Majorons and supernova cooling

Abstract

We consider the role of Majoron emission in supernova cooling and its implications for the neutrino mass and lifetime in generic single Majoron models. It is found that, for ${\nu }_{\tau }$ with mass $m$, if the lifetime for the decay ${\nu }_{\tau }\to \mathrm{Majoron}+{\nu }_{e,\mu }$ is shorter than ${10}^{-7\mathrm{}}$ (m/MeV) sec, then Majorons are so strongly trapped by the inverse process that the resulting Majoron luminosity is small enough not to destabilize the observed ${\nu }_e$ pulse from SN 1987A. For ${\nu }_{\tau }$ with a longer lifetime, the Majoron luminosity can be large enough to destroy or significantly shorten the duration of the neutrino pulse.
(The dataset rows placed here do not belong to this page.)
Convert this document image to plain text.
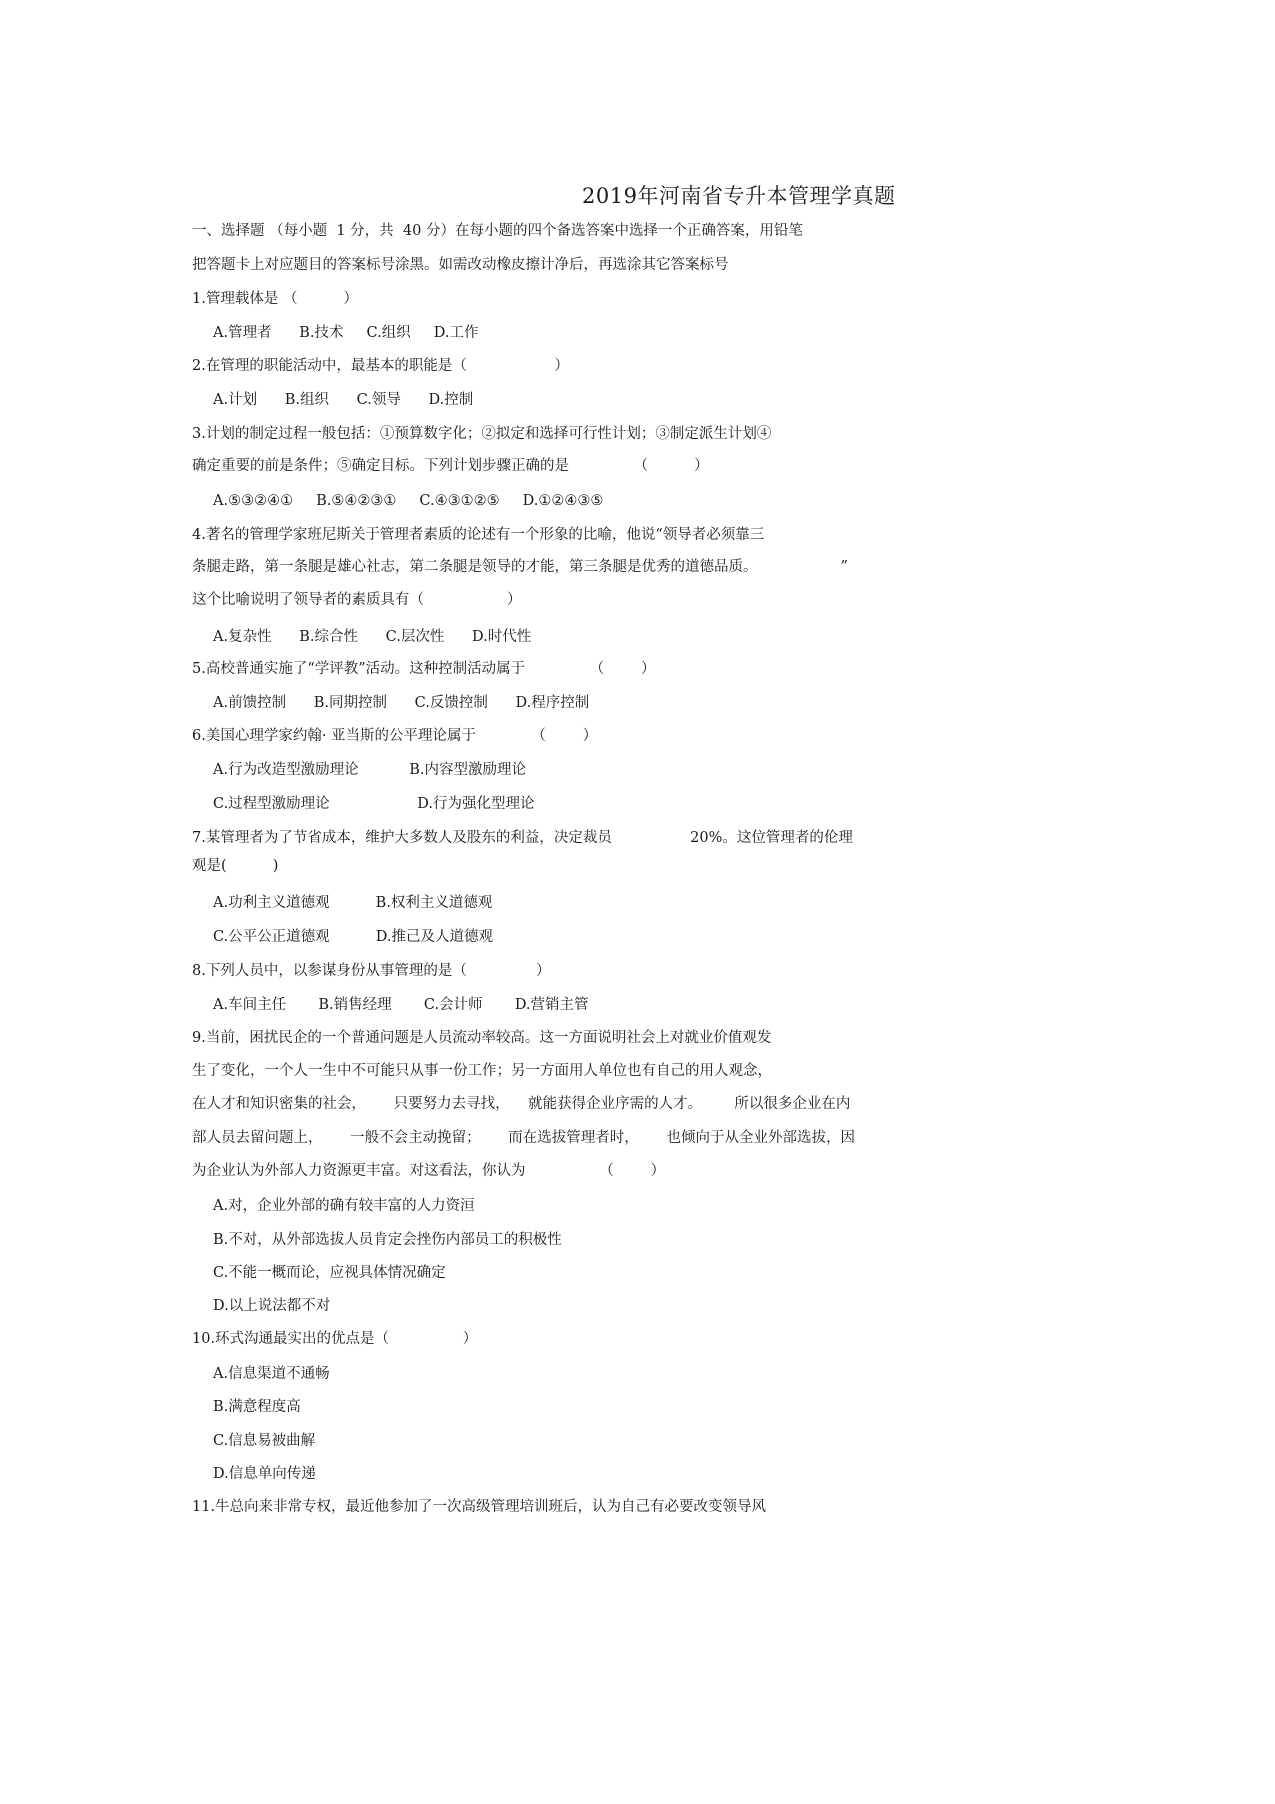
2019年河南省专升本管理学真题
一、选择题 （每小题  1 分，共  40 分）在每小题的四个备选答案中选择一个正确答案，用铅笔
把答题卡上对应题目的答案标号涂黑。如需改动橡皮擦计净后，再选涂其它答案标号
1.管理载体是 （          ）
A.管理者      B.技术     C.组织     D.工作
2.在管理的职能活动中，最基本的职能是（                   ）
A.计划      B.组织      C.领导      D.控制
3.计划的制定过程一般包括：①预算数字化；②拟定和选择可行性计划；③制定派生计划④
确定重要的前是条件；⑤确定目标。下列计划步骤正确的是              （          ）
A.⑤③②④①     B.⑤④②③①     C.④③①②⑤     D.①②④③⑤
4.著名的管理学家班尼斯关于管理者素质的论述有一个形象的比喻，他说“领导者必须靠三
条腿走路，第一条腿是雄心社志，第二条腿是领导的才能，第三条腿是优秀的道德品质。                  ”
这个比喻说明了领导者的素质具有（                  ）
A.复杂性      B.综合性      C.层次性      D.时代性
5.高校普通实施了“学评教”活动。这种控制活动属于              （        ）
A.前馈控制      B.同期控制      C.反馈控制      D.程序控制
6.美国心理学家约翰· 亚当斯的公平理论属于            （        ）
A.行为改造型激励理论           B.内容型激励理论
C.过程型激励理论                   D.行为强化型理论
7.某管理者为了节省成本，维护大多数人及股东的利益，决定裁员                 20%。这位管理者的伦理
观是(          )
A.功利主义道德观          B.权利主义道德观
C.公平公正道德观          D.推己及人道德观
8.下列人员中，以参谋身份从事管理的是（               ）
A.车间主任       B.销售经理       C.会计师       D.营销主管
9.当前，困扰民企的一个普通问题是人员流动率较高。这一方面说明社会上对就业价值观发
生了变化，一个人一生中不可能只从事一份工作；另一方面用人单位也有自己的用人观念，
在人才和知识密集的社会，      只要努力去寻找，    就能获得企业序需的人才。       所以很多企业在内
部人员去留问题上，      一般不会主动挽留；      而在选拔管理者时，      也倾向于从全业外部选拔，因
为企业认为外部人力资源更丰富。对这看法，你认为                （        ）
A.对，企业外部的确有较丰富的人力资洹
B.不对，从外部选拔人员肯定会挫伤内部员工的积极性
C.不能一概而论，应视具体情况确定
D.以上说法都不对
10.环式沟通最实出的优点是（                ）
A.信息渠道不通畅
B.满意程度高
C.信息易被曲解
D.信息单向传递
11.牛总向来非常专权，最近他参加了一次高级管理培训班后，认为自己有必要改变领导风
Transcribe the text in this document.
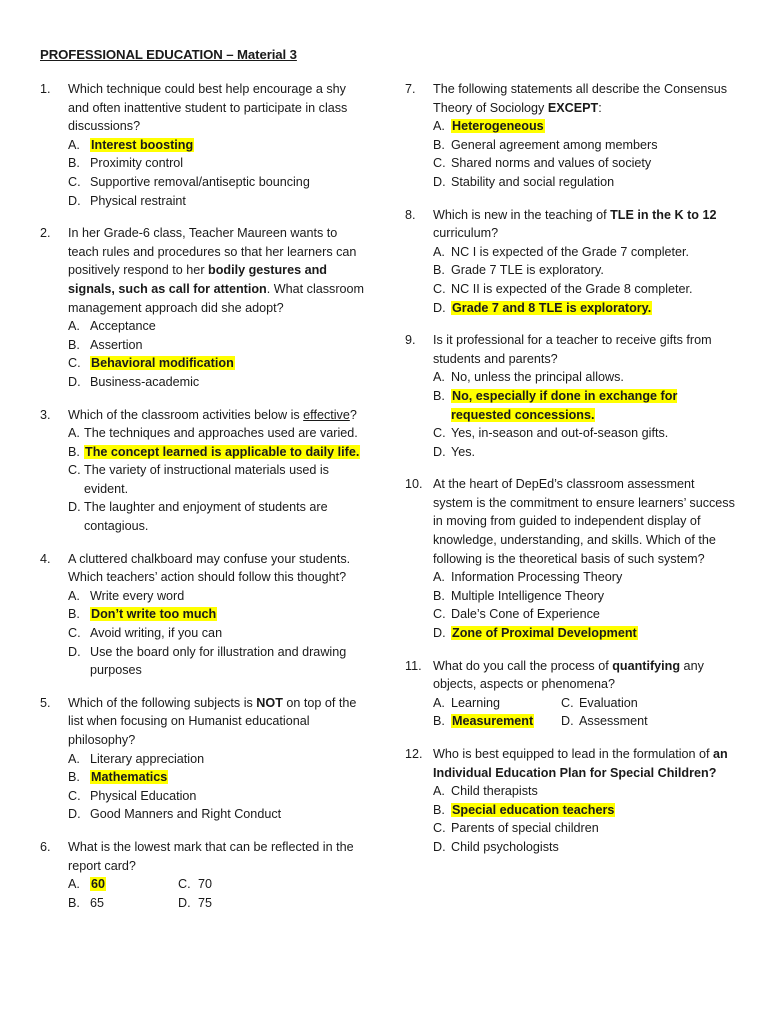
PROFESSIONAL EDUCATION – Material 3
1. Which technique could best help encourage a shy and often inattentive student to participate in class discussions?
A. Interest boosting
B. Proximity control
C. Supportive removal/antiseptic bouncing
D. Physical restraint
2. In her Grade-6 class, Teacher Maureen wants to teach rules and procedures so that her learners can positively respond to her bodily gestures and signals, such as call for attention. What classroom management approach did she adopt?
A. Acceptance
B. Assertion
C. Behavioral modification
D. Business-academic
3. Which of the classroom activities below is effective?
A. The techniques and approaches used are varied.
B. The concept learned is applicable to daily life.
C. The variety of instructional materials used is evident.
D. The laughter and enjoyment of students are contagious.
4. A cluttered chalkboard may confuse your students. Which teachers’ action should follow this thought?
A. Write every word
B. Don’t write too much
C. Avoid writing, if you can
D. Use the board only for illustration and drawing purposes
5. Which of the following subjects is NOT on top of the list when focusing on Humanist educational philosophy?
A. Literary appreciation
B. Mathematics
C. Physical Education
D. Good Manners and Right Conduct
6. What is the lowest mark that can be reflected in the report card?
A. 60	C. 70
B. 65	D. 75
7. The following statements all describe the Consensus Theory of Sociology EXCEPT:
A. Heterogeneous
B. General agreement among members
C. Shared norms and values of society
D. Stability and social regulation
8. Which is new in the teaching of TLE in the K to 12 curriculum?
A. NC I is expected of the Grade 7 completer.
B. Grade 7 TLE is exploratory.
C. NC II is expected of the Grade 8 completer.
D. Grade 7 and 8 TLE is exploratory.
9. Is it professional for a teacher to receive gifts from students and parents?
A. No, unless the principal allows.
B. No, especially if done in exchange for requested concessions.
C. Yes, in-season and out-of-season gifts.
D. Yes.
10. At the heart of DepEd’s classroom assessment system is the commitment to ensure learners’ success in moving from guided to independent display of knowledge, understanding, and skills. Which of the following is the theoretical basis of such system?
A. Information Processing Theory
B. Multiple Intelligence Theory
C. Dale’s Cone of Experience
D. Zone of Proximal Development
11. What do you call the process of quantifying any objects, aspects or phenomena?
A. Learning	C. Evaluation
B. Measurement	D. Assessment
12. Who is best equipped to lead in the formulation of an Individual Education Plan for Special Children?
A. Child therapists
B. Special education teachers
C. Parents of special children
D. Child psychologists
We then find the range of parameters, e.g., the ${\nu }_{\tau }$ mass $m$ and the $B-L$-breaking scale $v$, that is excluded by giving such a large Majoron luminosity. Our results imply that, for $v$ between 1 GeV and 1 TeV, a wide range of $m$ allowed by terrestrial experiments can be excluded in view of the observed ${\nu }_e$, pulse from SN 1987A.